Wyznanie

Nazywam się Nowa Gazeta Praska. Mam 14 lat. Mój kapitał to 400 jednostek, zdeponowanych w Banku Pamięci Czytelników. Zanim mnie i moje siostry - warszawskie gazety lokalne - zbada IPL (Instytut Prasy Lokalnej), postanowiłam dokonać autolustracji, a może raczej rachunku sumienia.

Nie mogę się pochwalić pochodzeniem od prasy podziemnej. Moją matką i ojcem w jednej osobie jest Ewa, w młodości związana ze sztandarem tego wieku. Mam w rodowodzie "Gazetę Żoliborską" - dziecko Danuty P.

Urodziłam się 26 maja 1995 roku na Bazarze Różyckiego, od roku 2001 mieszkam przy ul. Ks. I. Kłopotowskiego 15.

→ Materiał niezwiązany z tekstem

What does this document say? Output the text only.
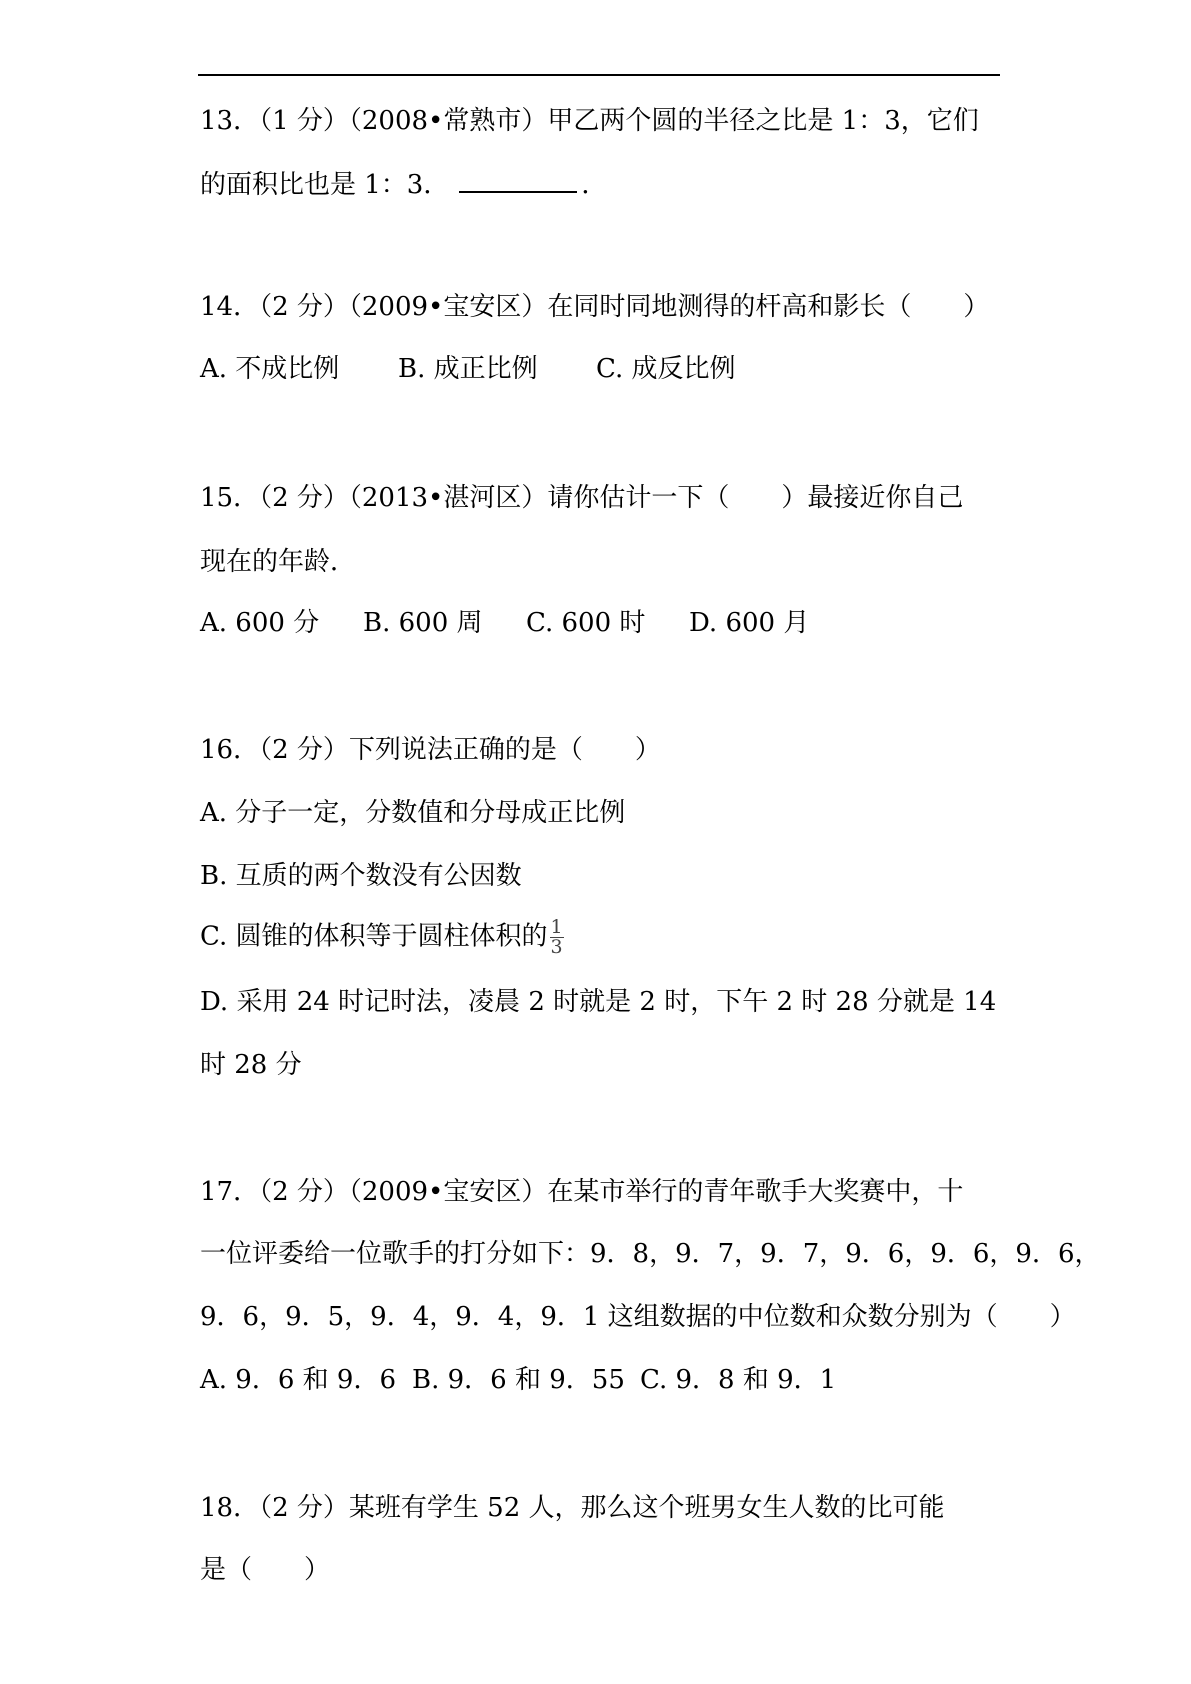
13．（1 分）（2008•常熟市）甲乙两个圆的半径之比是 1：3，它们
的面积比也是 1：3．	．
14．（2 分）（2009•宝安区）在同时同地测得的杆高和影长（　　）
A. 不成比例 B. 成正比例 C. 成反比例
15．（2 分）（2013•湛河区）请你估计一下（　　）最接近你自己
现在的年龄．
A. 600 分 B. 600 周 C. 600 时 D. 600 月
16．（2 分）下列说法正确的是（　　）
A. 分子一定，分数值和分母成正比例
B. 互质的两个数没有公因数
C. 圆锥的体积等于圆柱体积的 $\frac{1}{3}$
D. 采用 24 时记时法，凌晨 2 时就是 2 时，下午 2 时 28 分就是 14
时 28 分
17．（2 分）（2009•宝安区）在某市举行的青年歌手大奖赛中，十
一位评委给一位歌手的打分如下：9．8，9．7，9．7，9．6，9．6，9．6，
9．6，9．5，9．4，9．4，9．1 这组数据的中位数和众数分别为（　　）
A. 9．6 和 9．6 B. 9．6 和 9．55 C. 9．8 和 9．1
18．（2 分）某班有学生 52 人，那么这个班男女生人数的比可能
是（　　）
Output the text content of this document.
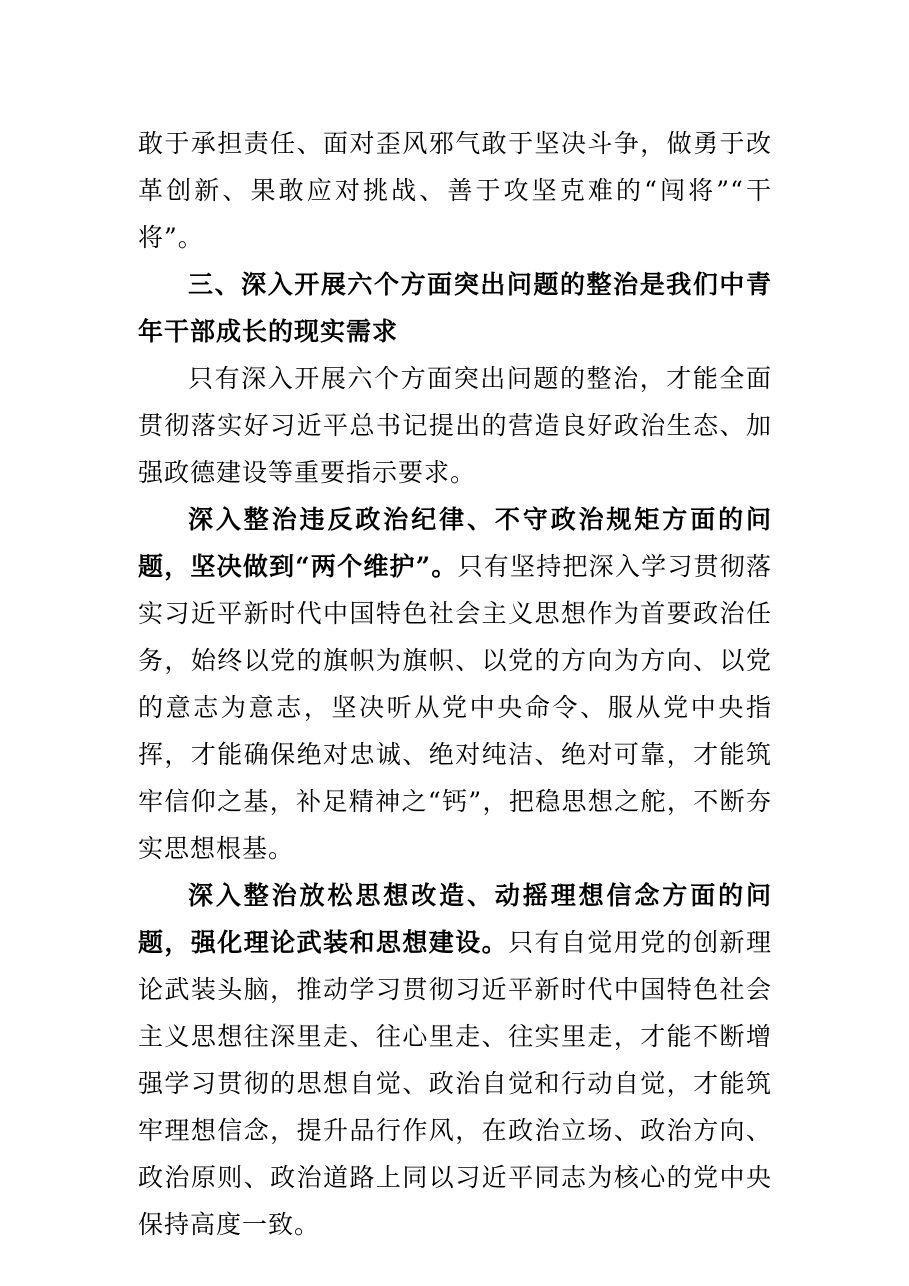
敢于承担责任、面对歪风邪气敢于坚决斗争，做勇于改革创新、果敢应对挑战、善于攻坚克难的“闯将”“干将”。

三、深入开展六个方面突出问题的整治是我们中青年干部成长的现实需求

只有深入开展六个方面突出问题的整治，才能全面贯彻落实好习近平总书记提出的营造良好政治生态、加强政德建设等重要指示要求。

深入整治违反政治纪律、不守政治规矩方面的问题，坚决做到“两个维护”。只有坚持把深入学习贯彻落实习近平新时代中国特色社会主义思想作为首要政治任务，始终以党的旗帜为旗帜、以党的方向为方向、以党的意志为意志，坚决听从党中央命令、服从党中央指挥，才能确保绝对忠诚、绝对纯洁、绝对可靠，才能筑牢信仰之基，补足精神之“钙”，把稳思想之舵，不断夯实思想根基。

深入整治放松思想改造、动摇理想信念方面的问题，强化理论武装和思想建设。只有自觉用党的创新理论武装头脑，推动学习贯彻习近平新时代中国特色社会主义思想往深里走、往心里走、往实里走，才能不断增强学习贯彻的思想自觉、政治自觉和行动自觉，才能筑牢理想信念，提升品行作风，在政治立场、政治方向、政治原则、政治道路上同以习近平同志为核心的党中央保持高度一致。
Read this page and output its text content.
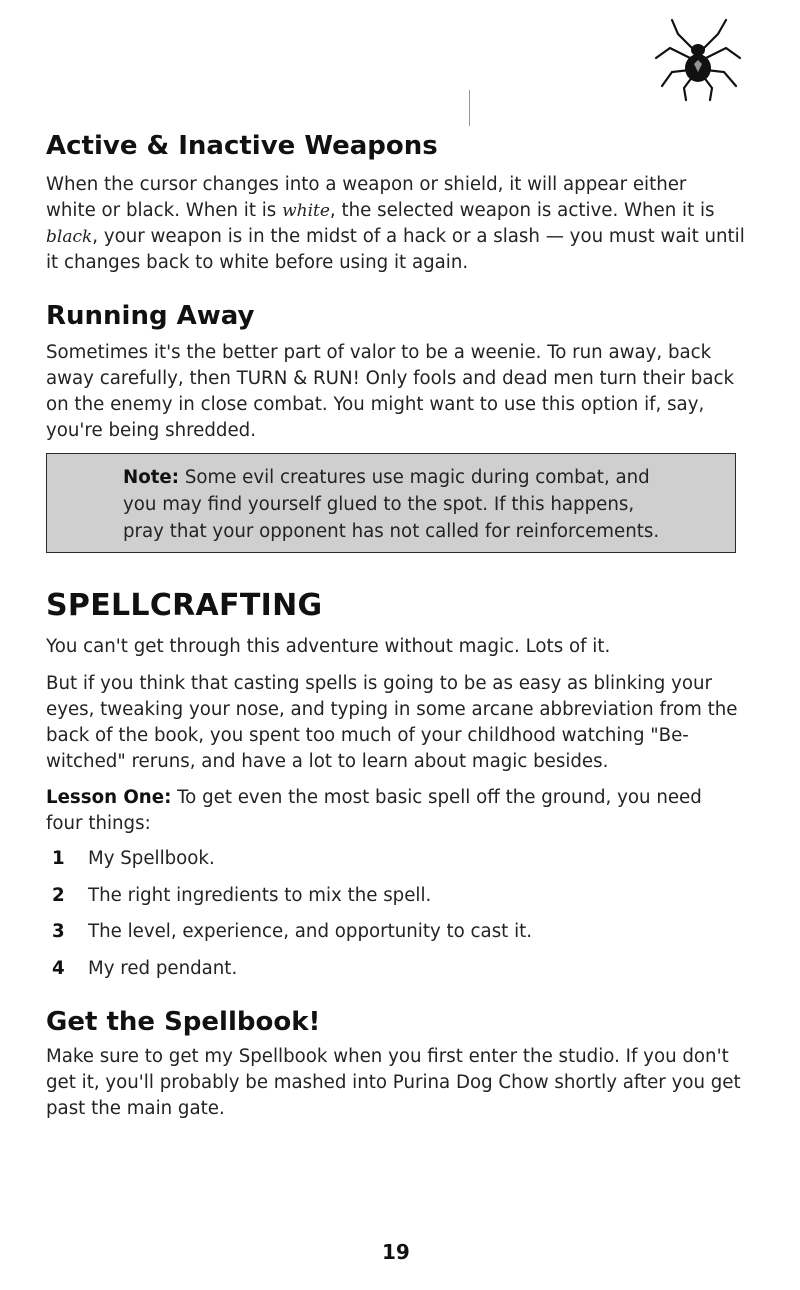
Active & Inactive Weapons
When the cursor changes into a weapon or shield, it will appear either
white or black. When it is white, the selected weapon is active. When it is
black, your weapon is in the midst of a hack or a slash — you must wait until
it changes back to white before using it again.
Running Away
Sometimes it's the better part of valor to be a weenie. To run away, back
away carefully, then TURN & RUN! Only fools and dead men turn their back
on the enemy in close combat. You might want to use this option if, say,
you're being shredded.
Note: Some evil creatures use magic during combat, and
you may find yourself glued to the spot. If this happens,
pray that your opponent has not called for reinforcements.
SPELLCRAFTING
You can't get through this adventure without magic. Lots of it.
But if you think that casting spells is going to be as easy as blinking your
eyes, tweaking your nose, and typing in some arcane abbreviation from the
back of the book, you spent too much of your childhood watching "Be-
witched" reruns, and have a lot to learn about magic besides.
Lesson One: To get even the most basic spell off the ground, you need
four things:
1 My Spellbook.
2 The right ingredients to mix the spell.
3 The level, experience, and opportunity to cast it.
4 My red pendant.
Get the Spellbook!
Make sure to get my Spellbook when you first enter the studio. If you don't
get it, you'll probably be mashed into Purina Dog Chow shortly after you get
past the main gate.
19
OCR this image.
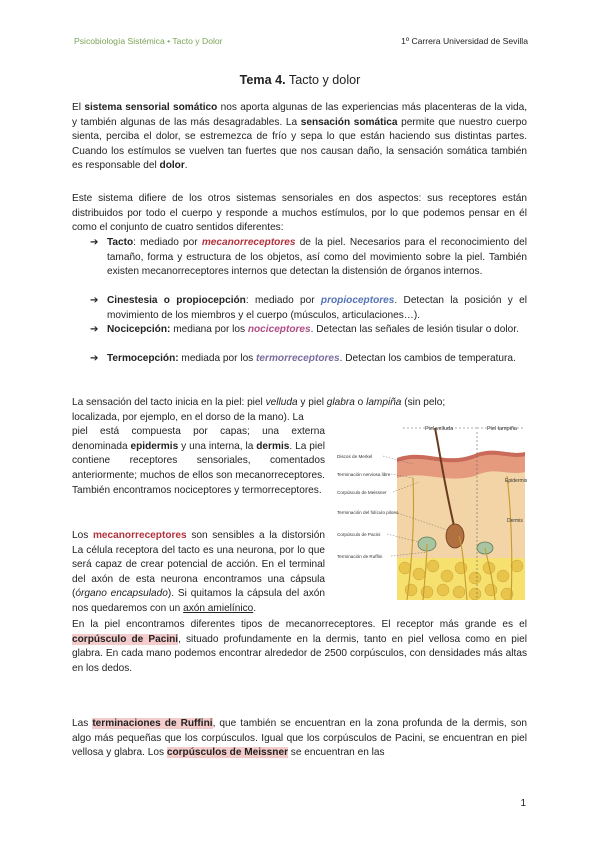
Psicobiología Sistémica • Tacto y Dolor	1º Carrera Universidad de Sevilla
Tema 4. Tacto y dolor

El sistema sensorial somático nos aporta algunas de las experiencias más placenteras de la vida, y también algunas de las más desagradables. La sensación somática permite que nuestro cuerpo sienta, perciba el dolor, se estremezca de frío y sepa lo que están haciendo sus distintas partes. Cuando los estímulos se vuelven tan fuertes que nos causan daño, la sensación somática también es responsable del dolor.

Este sistema difiere de los otros sistemas sensoriales en dos aspectos: sus receptores están distribuidos por todo el cuerpo y responde a muchos estímulos, por lo que podemos pensar en él como el conjunto de cuatro sentidos diferentes:

➔ Tacto: mediado por mecanorreceptores de la piel. Necesarios para el reconocimiento del tamaño, forma y estructura de los objetos, así como del movimiento sobre la piel. También existen mecanorreceptores internos que detectan la distensión de órganos internos.
➔ Cinestesia o propiocepción: mediado por propioceptores. Detectan la posición y el movimiento de los miembros y el cuerpo (músculos, articulaciones…).
➔ Nocicepción: mediana por los nociceptores. Detectan las señales de lesión tisular o dolor.
➔ Termocepción: mediada por los termorreceptores. Detectan los cambios de temperatura.

La sensación del tacto inicia en la piel: piel velluda y piel glabra o lampiña (sin pelo;

localizada, por ejemplo, en el dorso de la mano). La

piel está compuesta por capas; una externa denominada epidermis y una interna, la dermis. La piel contiene receptores sensoriales, comentados anteriormente; muchos de ellos son mecanorreceptores. También encontramos nociceptores y termorreceptores.

Los mecanorreceptores son sensibles a la distorsión La célula receptora del tacto es una neurona, por lo que será capaz de crear potencial de acción. En el terminal del axón de esta neurona encontramos una cápsula (órgano encapsulado). Si quitamos la cápsula del axón nos quedaremos con un axón amielínico.

En la piel encontramos diferentes tipos de mecanorreceptores. El receptor más grande es el corpúsculo de Pacini, situado profundamente en la dermis, tanto en piel vellosa como en piel glabra. En cada mano podemos encontrar alrededor de 2500 corpúsculos, con densidades más altas en los dedos.

Las terminaciones de Ruffini, que también se encuentran en la zona profunda de la dermis, son algo más pequeñas que los corpúsculos. Igual que los corpúsculos de Pacini, se encuentran en piel vellosa y glabra. Los corpúsculos de Meissner se encuentran en las

Piel velluda	Piel lampiña
Discos de Merkel
Terminación nerviosa libre
Corpúsculo de Meissner
Terminación del folículo piloso
Corpúsculo de Pacini
Terminación de Ruffini
Epidermis
Dermis
1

Jestem ciekawa świata, ale bardzo przywiązana do mojej małej Ojczyzny - Pragi. Co dwa tygodnie serwuję mieszkańcom Białołęki, Targówka i Pragi Północ danie, w którym są lokalne wiadomości, relacje z sesji samorządu, sprawy bliskie ich sercu i miejscu zamieszkania. Fascynuje mnie historia; dlatego systematycznie przypominam jej bohaterów, patronów ulic i zabytki. Lubię też z żywymi naprzód iść, więc często udzielam gościny żyjącym bohaterom - weteranom, a także artystom niezależnie od wieku. Zapraszam na swe łamy panów o różnych barwach głosu i nie mam im za złe, że nie śpiewają zgodnym chórem. Za sprawą człowieka z wiedzą i pasją, mogę w ludzkim wymiarze pokazywać problemy naszych braci mniejszych.

Na swej drodze życiowej spotkałam wielu wspaniałych ludzi, chętnych do pracy i współpracy. Teraz ten krąg tworzą: Bogumiła, Ewa, Elżbieta, Ireneusz, Jagoda, Joanna, Karolina, Ludmiła, trzech Maciejów, Michał, Paweł, Piotr, Sebastian, Tomasz, Tymoteusz, Zofia, Zygmunt. W złej pamięci mam za-radnego przystojniaka Roberta, który organizował festiwale piosenki, ale sam śpiewał fałszywie. W odwecie za słowa prawdy o sobie ogołocił mnie z baneru, a nawet chciał wyrzucić na bruk. Na szczęście, ta sztuczka mu się nie udała.

W moim skromnym mieszkaniu przechowuję pamiątki, którymi darczyńcy, tacy jak: Rada Warszawy (Odznaka "Zasłużony dla Warszawy"), Rady Dzielnic Praga Północ i Praga Południe (medal z okazji 350-lecia praw miejskich Pragi), Komenda ZHP Praga Północ (Odznaka Ruchu Przyjaciół Harcerstwa) podziękowali mi za pracę dla Pragi i stolicy.

Jestem punktualna, rzetelna, dotrzymuję słowa. Niektórym może się wydawać, że czasem grzeszę zaniedbaniem. Nie lubię wysiadywać przed drzwiami VIPów, nawet gdy widzę, że innym daje to profity.

Nie obrażam się za krytyczne, ale rzeczowe uwagi.

Będę wdzięczna, jeśli ten autoportret Czytelnicy zechcą wzbogacić szczegółami, które są lepiej widoczne z drugiej strony relacji międzyludzkich.